Wandering an aisle at Spirit Halloween in Manhattan’s Chelsea neighborhood this week, Clay Smith was deciding whether to pivot his costume from a warm, one-piece banana suit to a lighter outfit, like perhaps that of a pool boy.
Krystal Colon, who was also Halloween shopping, said she was skipping the annual parade in Greenwich Village and would instead celebrate her favorite holiday away from the city.
“With the heat and the subway and the costumes,” she said, “it’s going to be too much to handle.”
Temperatures on Halloween reached theupper 70s in New York City, far from the crisp fall days New Yorkers are used to this time of year.
“I don’t think, living here all my life, it’s been 80 degrees on Halloween,” Mr. Smith, 26, who grew up in Brooklyn, said. While it’s not forecast to hit 80 degrees, it was getting close.
“I don’t think I like it,” he added.
Cities across the Northeast were expected to experience temperatures in the high 70s and lower 80s on Thursday, according to the National Weather Service, which said on Tuesday that it could be one of the warmest Halloweens on record for the region. In New York City, it was 77 degrees as of 1 p.m.

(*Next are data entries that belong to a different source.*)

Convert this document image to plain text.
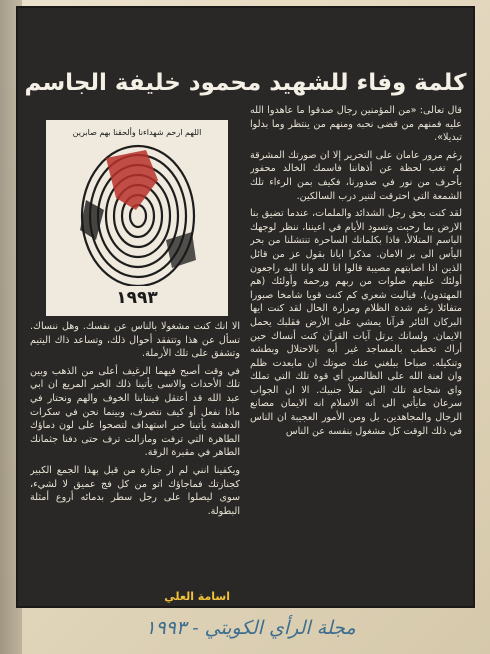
كلمة وفاء للشهيد محمود خليفة الجاسم
اللهم ارحم شهداءنا وألحقنا بهم صابرين
١٩٩٣

قال تعالى: «من المؤمنين رجال صدقوا ما عاهدوا الله عليه فمنهم من قضى نحبه ومنهم من ينتظر وما بدلوا تبديلا».

رغم مرور عامان على التحرير إلا ان صورتك المشرقة لم تغب لحظة عن أذهاننا فاسمك الخالد محفور بأحرف من نور في صدورنا، فكيف بمن الرءاء تلك الشمعة التي احترقت لتنير درب السالكين.

لقد كنت بحق رجل الشدائد والملمات، عندما تضيق بنا الارض بما رحبت وتسود الأيام في اعيننا، ننظر لوجهك الباسم المتلالأ، فاذا بكلماتك الساحرة تنتشلنا من بحر اليأس الى بر الامان. مذكرا ايانا بقول عز من قائل الذين اذا اصابتهم مصيبة قالوا انا لله وانا اليه راجعون أولئك عليهم صلوات من ربهم ورحمة وأولئك (هم المهتدون). فياليت شعري كم كنت قويا شامخا صبورا متفائلا رغم شدة الظلام ومرارة الحال لقد كنت ايها البركان الثائر قرآنا يمشي على الأرض فقلبك يحمل الايمان. ولسانك يرتل آيات القرآن كنت أنساك حين أراك تخطب بالمساجد غير أبه بالاحتلال وبطشه وتنكيله. صباحا ببلغني عنك صوتك ان مابعدت ظلم وان لعنة الله على الظالمين أي قوة تلك التي تملك واي شجاعة تلك التي تملأ جنبيك. الا ان الجواب سرعان مايأتي الى انه الاسلام انه الايمان مصانع الرجال والمجاهدين. بل ومن الأمور العجيبة ان الناس في ذلك الوقت كل مشغول بنفسه عن الناس

الا انك كنت مشغولا بالناس عن نفسك. وهل ننساك. تسأل عن هذا وتتفقد أحوال ذلك، وتساعد ذاك اليتيم وتشفق على تلك الأرملة.

في وقت أصبح فيهما الرغيف أعلى من الذهب وبين تلك الأحداث والاسى يأتينا ذلك الخبر المريع ان ابي عبد الله قد أعتقل فينتابنا الخوف والهم ونحتار في ماذا نفعل أو كيف نتصرف، وبينما نحن في سكرات الدهشة يأتينا خبر استهداف لتصحوا على لون دماؤك الطاهرة التي ترفت ومازالت ترف حتى دفنا جثمانك الطاهر في مقبرة الرقة.

ويكفينا انني لم ار جنازة من قبل بهذا الجمع الكبير كجنازتك فماجاؤك اتو من كل فج عميق لا لشيء، سوى ليصلوا على رجل سطر بدمائه أروع أمثلة البطولة.

اسامة العلي
مجلة الرأي الكويتي - ١٩٩٣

It has been a relatively warm month for the city, ranking in the 25 warmest Octobers in New York City in 155 years of record-keeping, and Halloween is likely to be the warmest day this week. The temperature on Thursday was expected to fall short of the record high of 81 degrees set at Central Park in 1946.
A daily average of 57 degrees is typical for this month.
The unusual warmth, combined with a dry streak that left New York without rain for nearly a month, has left some New Yorkers feeling like it’s not quite the spooky season they’re used to.
Sal Risi and his wife, Stephanie Risi, who both grew up on Long Island, said that they planned to take their nephew trick-or-treating around Manhattan, but that the warm weather “takes away from the vibe,” Mr. Risi said.
Ms. Risi recalled trying to fit turtlenecks under her costumes as a child. Bundling up, she said, was “part of the experience.”
Some New Yorkers have been lamenting past Halloweens that were marked by chilly weather, multiple layers and sometimes even snow on the ground. Others were excited to celebrate in the heat.
At Greg’s Pumpkin Patch in Brooklyn’s South Slope neighborhood, Rachel Tiemann, a St. Louis native, was picking out fall decorations with her 6-year-old daughter (who would be Wonder Woman), but noted the weather had been “odd” this year.
“We’re seeing all this autumnal leaves and all of the harvest stuff out,” Ms. Tiemann said. “But then it feels like summer. It’s kind of weird.”
As a child in St. Louis, she said, her mother used to build layers into her costumes so she wouldn’t have to wear a coat.
Despite the unusual weather, many New Yorkers are still in the holiday spirit. At the pumpkin patch, families and couples picked out pumpkins to carve and corn husks to display.
A line for a Spirit Halloween in Brooklyn went out the door and down the block on Tuesday evening. On the sidewalk outside, street vendors sold Disney costumes, horror movie masks and pumpkin buckets.
Two Brooklyn natives, Anthony Taylor, 27, and Johnny Vasquez, 28, said they were hoping to find last-minute costumes and accessories. For them, the warm weather was a bonus.
“Everybody’s going to be out,” Mr. Taylor said. With “the heat and Halloween, people might go crazy this year,” he said. “Hopefully it’s a good time.”
In the end, Mr. Smith, who had been deciding between costumes at Spirit, went with the banana.
It was sleeveless. “I could wear it like a tank top,” he said.